Muzzle Training Tips

  • Always use positive methods to get your dog used to wearing a muzzle

  • Only use a basket style muzzle so your dog can breathe, take treats and drink water (never use cloth or ‘grooming’ muzzles)

  • Ensure the correct fit

  • Move at your dog's pace. In other words, take your time. Rushing past important steps can set you back and training will then take longer.

  • Use really good, high-value food treats. You want your dog to believe the muzzle is really fun and reinforcing (cooked chicken or beef work well!)

  • Stay at each step until your dog is successful (5-20 trials) and then move on to the next step.

  • Your dog should look comfortable and ready for another repetition at each level before moving to the next level.

  • Muzzles should never be used as a punishment device

Teaching Your Dog To Wear a Muzzle

1. Muzzle predicts good things! Bring the muzzle out and let your dog investigate it. Place it on the floor and start giving your dog treats for coming close to the muzzle. Repeat many times, until your dog is really happy to see the muzzle come out!

2. Teaching your dog to put her face in the muzzle Hold the muzzle face up in your hand, and place a few treats just on the edge of the muzzle. Your dog has to put his nose just in to get the treats. Repeat many times!

3. Gradually put the treats back a bit further into the muzzle so your dog has to put her face in the muzzle to get the treats. Repeat, repeat! Treats: squeeze tubes, yummy treats. Squeeze tubes filled with a yummy mix are excellent for continual reinforcement.

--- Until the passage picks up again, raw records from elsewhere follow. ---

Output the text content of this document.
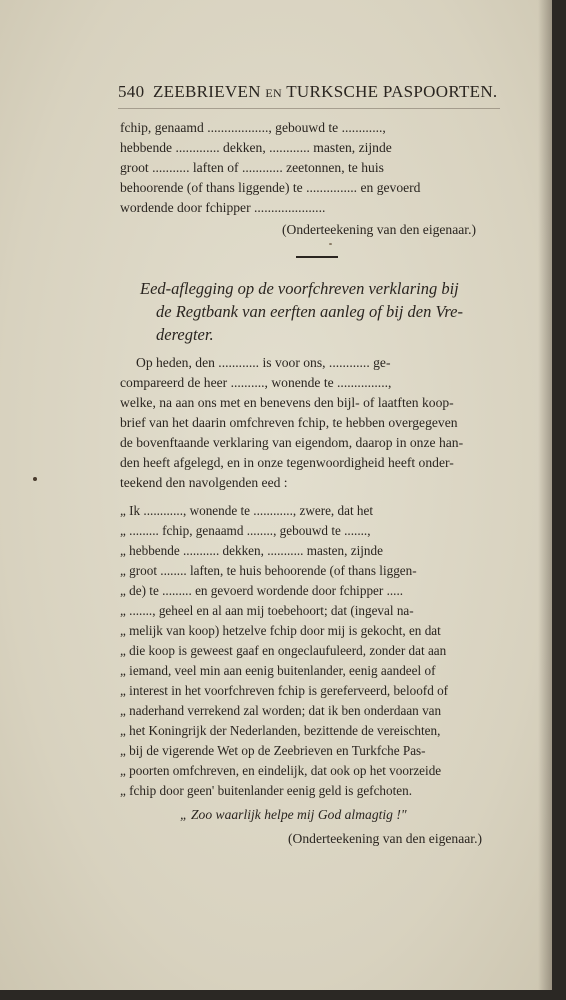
540 ZEEBRIEVEN EN TURKSCHE PASPOORTEN.
fchip, genaamd .................., gebouwd te ............,
hebbende ............. dekken, ............ masten, zijnde
groot ........... laften of ............ zeetonnen, te huis
behoorende (of thans liggende) te ............... en gevoerd
wordende door fchipper .....................
(Onderteekening van den eigenaar.)
Eed-aflegging op de voorfchreven verklaring bij
de Regtbank van eerften aanleg of bij den Vre-
deregter.
Op heden, den ............ is voor ons, ............ ge-
compareerd de heer .........., wonende te ...............,
welke, na aan ons met en benevens den bijl- of laatften koop-
brief van het daarin omfchreven fchip, te hebben overgegeven
de bovenftaande verklaring van eigendom, daarop in onze han-
den heeft afgelegd, en in onze tegenwoordigheid heeft onder-
teekend den navolgenden eed :
„ Ik ............, wonende te ............, zwere, dat het
„ ......... fchip, genaamd ........, gebouwd te .......,
„ hebbende ........... dekken, ........... masten, zijnde
„ groot ........ laften, te huis behoorende (of thans liggen-
„ de) te ......... en gevoerd wordende door fchipper .....
„ ......., geheel en al aan mij toebehoort; dat (ingeval na-
„ melijk van koop) hetzelve fchip door mij is gekocht, en dat
„ die koop is geweest gaaf en ongeclaufuleerd, zonder dat aan
„ iemand, veel min aan eenig buitenlander, eenig aandeel of
„ interest in het voorfchreven fchip is gereferveerd, beloofd of
„ naderhand verrekend zal worden; dat ik ben onderdaan van
„ het Koningrijk der Nederlanden, bezittende de vereischten,
„ bij de vigerende Wet op de Zeebrieven en Turkfche Pas-
„ poorten omfchreven, en eindelijk, dat ook op het voorzeide
„ fchip door geen' buitenlander eenig geld is gefchoten.
„ Zoo waarlijk helpe mij God almagtig !"
(Onderteekening van den eigenaar.)
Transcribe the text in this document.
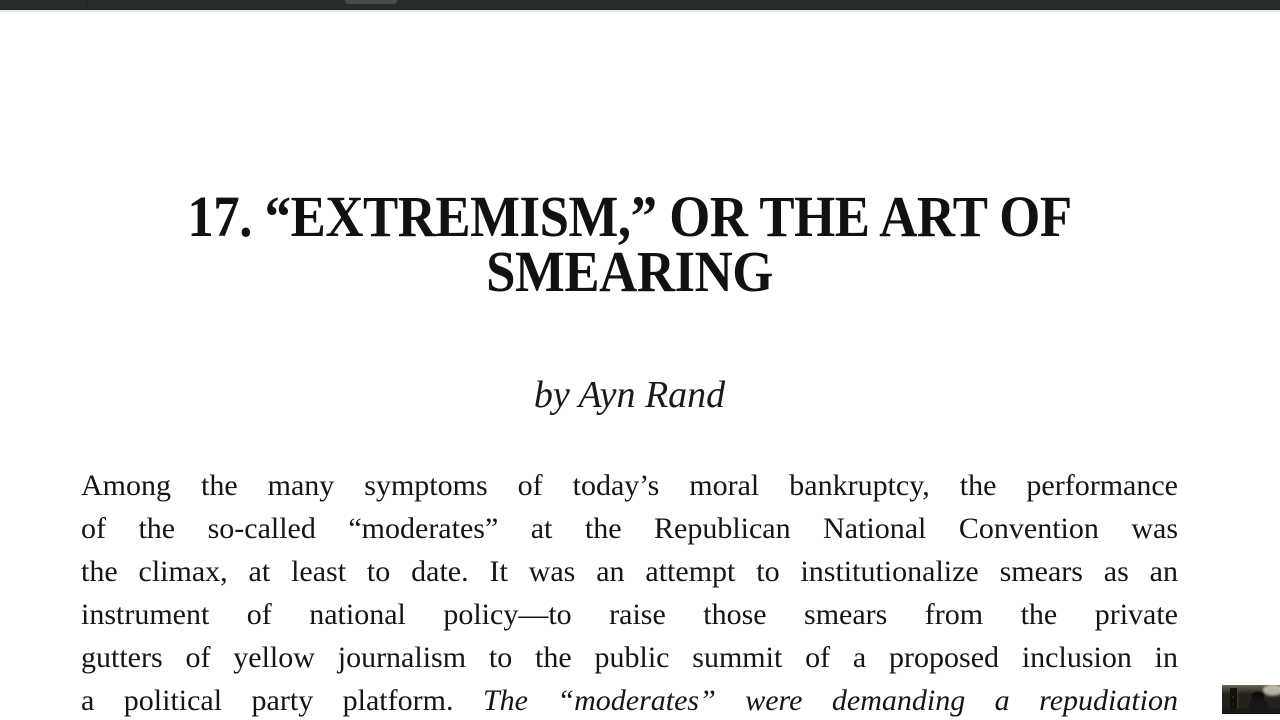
17. “EXTREMISM,” OR THE ART OF
SMEARING
by Ayn Rand
Among the many symptoms of today’s moral bankruptcy, the performance
of the so-called “moderates” at the Republican National Convention was
the climax, at least to date. It was an attempt to institutionalize smears as an
instrument of national policy—to raise those smears from the private
gutters of yellow journalism to the public summit of a proposed inclusion in
a political party platform. The “moderates” were demanding a repudiation
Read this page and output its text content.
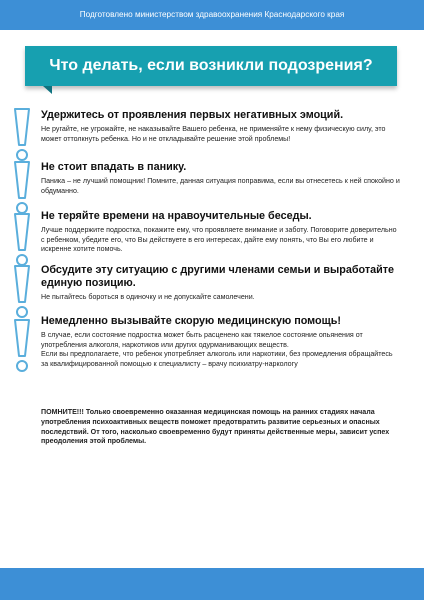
Подготовлено министерством здравоохранения Краснодарского края
Что делать, если возникли подозрения?
Удержитесь от проявления первых негативных эмоций.
Не ругайте, не угрожайте, не наказывайте Вашего ребенка, не применяйте к нему физическую силу, это может оттолкнуть ребенка. Но и не откладывайте решение этой проблемы!
Не стоит впадать в панику.
Паника – не лучший помощник! Помните, данная ситуация поправима, если вы отнесетесь к ней спокойно и обдуманно.
Не теряйте времени на нравоучительные беседы.
Лучше поддержите подростка, покажите ему, что проявляете внимание и заботу. Поговорите доверительно с ребенком, убедите его, что Вы действуете в его интересах, дайте ему понять, что Вы его любите и искренне хотите помочь.
Обсудите эту ситуацию с другими членами семьи и выработайте единую позицию.
Не пытайтесь бороться в одиночку и не допускайте самолечени.
Немедленно вызывайте скорую медицинскую помощь!

В случае, если состояние подростка может быть расценено как тяжелое состояние опьянения от употребления алкоголя, наркотиков или других одурманивающих веществ.

Если вы предполагаете, что ребенок употребляет алкоголь или наркотики, без промедления обращайтесь за квалифицированной помощью к специалисту – врачу психиатру-наркологу

ПОМНИТЕ!!! Только своевременно оказанная медицинская помощь на ранних стадиях начала употребления психоактивных веществ поможет предотвратить развитие серьезных и опасных последствий. От того, насколько своевременно будут приняты действенные меры, зависит успех преодоления этой проблемы.
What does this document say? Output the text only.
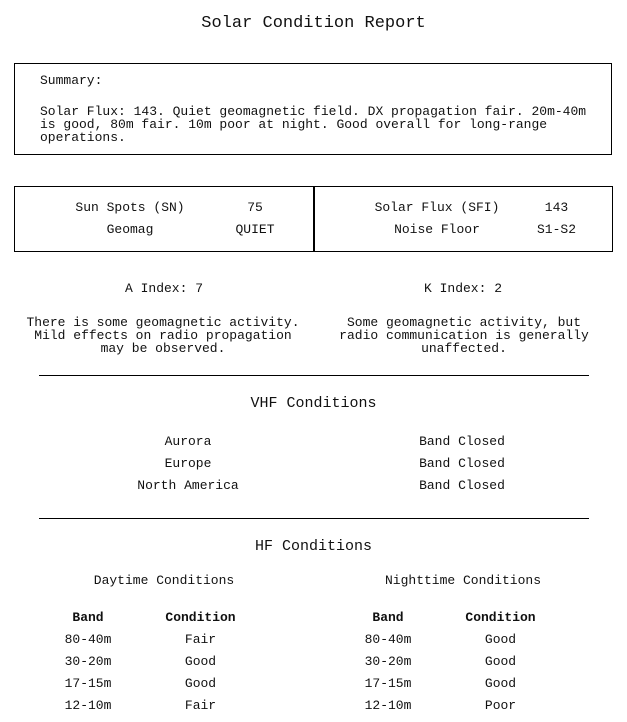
Solar Condition Report
Summary:
Solar Flux: 143. Quiet geomagnetic field. DX propagation fair. 20m-40m is good, 80m fair. 10m poor at night. Good overall for long-range operations.
Sun Spots (SN)	75
Geomag	QUIET
Solar Flux (SFI)	143
Noise Floor	S1-S2
A Index: 7
There is some geomagnetic activity. Mild effects on radio propagation may be observed.
K Index: 2
Some geomagnetic activity, but radio communication is generally unaffected.
VHF Conditions
Aurora	Band Closed
Europe	Band Closed
North America	Band Closed
HF Conditions
Daytime Conditions	Nighttime Conditions
Band	Condition
80-40m	Fair
30-20m	Good
17-15m	Good
12-10m	Fair
Band	Condition
80-40m	Good
30-20m	Good
17-15m	Good
12-10m	Poor
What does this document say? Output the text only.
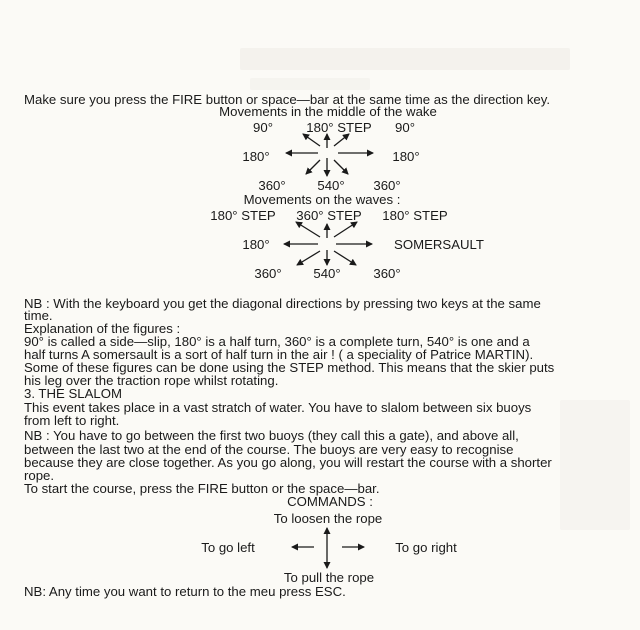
Make sure you press the FIRE button or space—bar at the same time as the direction key.
Movements in the middle of the wake
90°	180° STEP 90°
180°	180°
360° 540° 360°
Movements on the waves :
180° STEP 360° STEP 180° STEP
180°	SOMERSAULT
360° 540° 360°
NB : With the keyboard you get the diagonal directions by pressing two keys at the same
time.
Explanation of the figures :
90° is called a side—slip, 180° is a half turn, 360° is a complete turn, 540° is one and a
half turns A somersault is a sort of half turn in the air ! ( a speciality of Patrice MARTIN).
Some of these figures can be done using the STEP method. This means that the skier puts
his leg over the traction rope whilst rotating.
3. THE SLALOM
This event takes place in a vast stratch of water. You have to slalom between six buoys
from left to right.
NB : You have to go between the first two buoys (they call this a gate), and above all,
between the last two at the end of the course. The buoys are very easy to recognise
because they are close together. As you go along, you will restart the course with a shorter
rope.
To start the course, press the FIRE button or the space—bar.
COMMANDS :
To loosen the rope
To go left	To go right
To pull the rope
NB: Any time you want to return to the meu press ESC.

4. Fastening the muzzle Once your dog is comfortable putting her face right in the muzzle, reach around the put the straps together, but only for a second. Then release. You may need a second person to help here. One person feeding treats, the other fastening the straps. Gradually increase the time you fasten the straps for.

Chin Rest

Teaching your dog to be calm, and do a ‘chin rest’ behaviour can be very beneficial when teaching your dog to wear a muzzle. The following link is a great video by Emily Larlham from Kikopup: Muzzle Training

Your dog is not a bad dog if they need to wear a muzzle. You are being proactive, responsible and safe.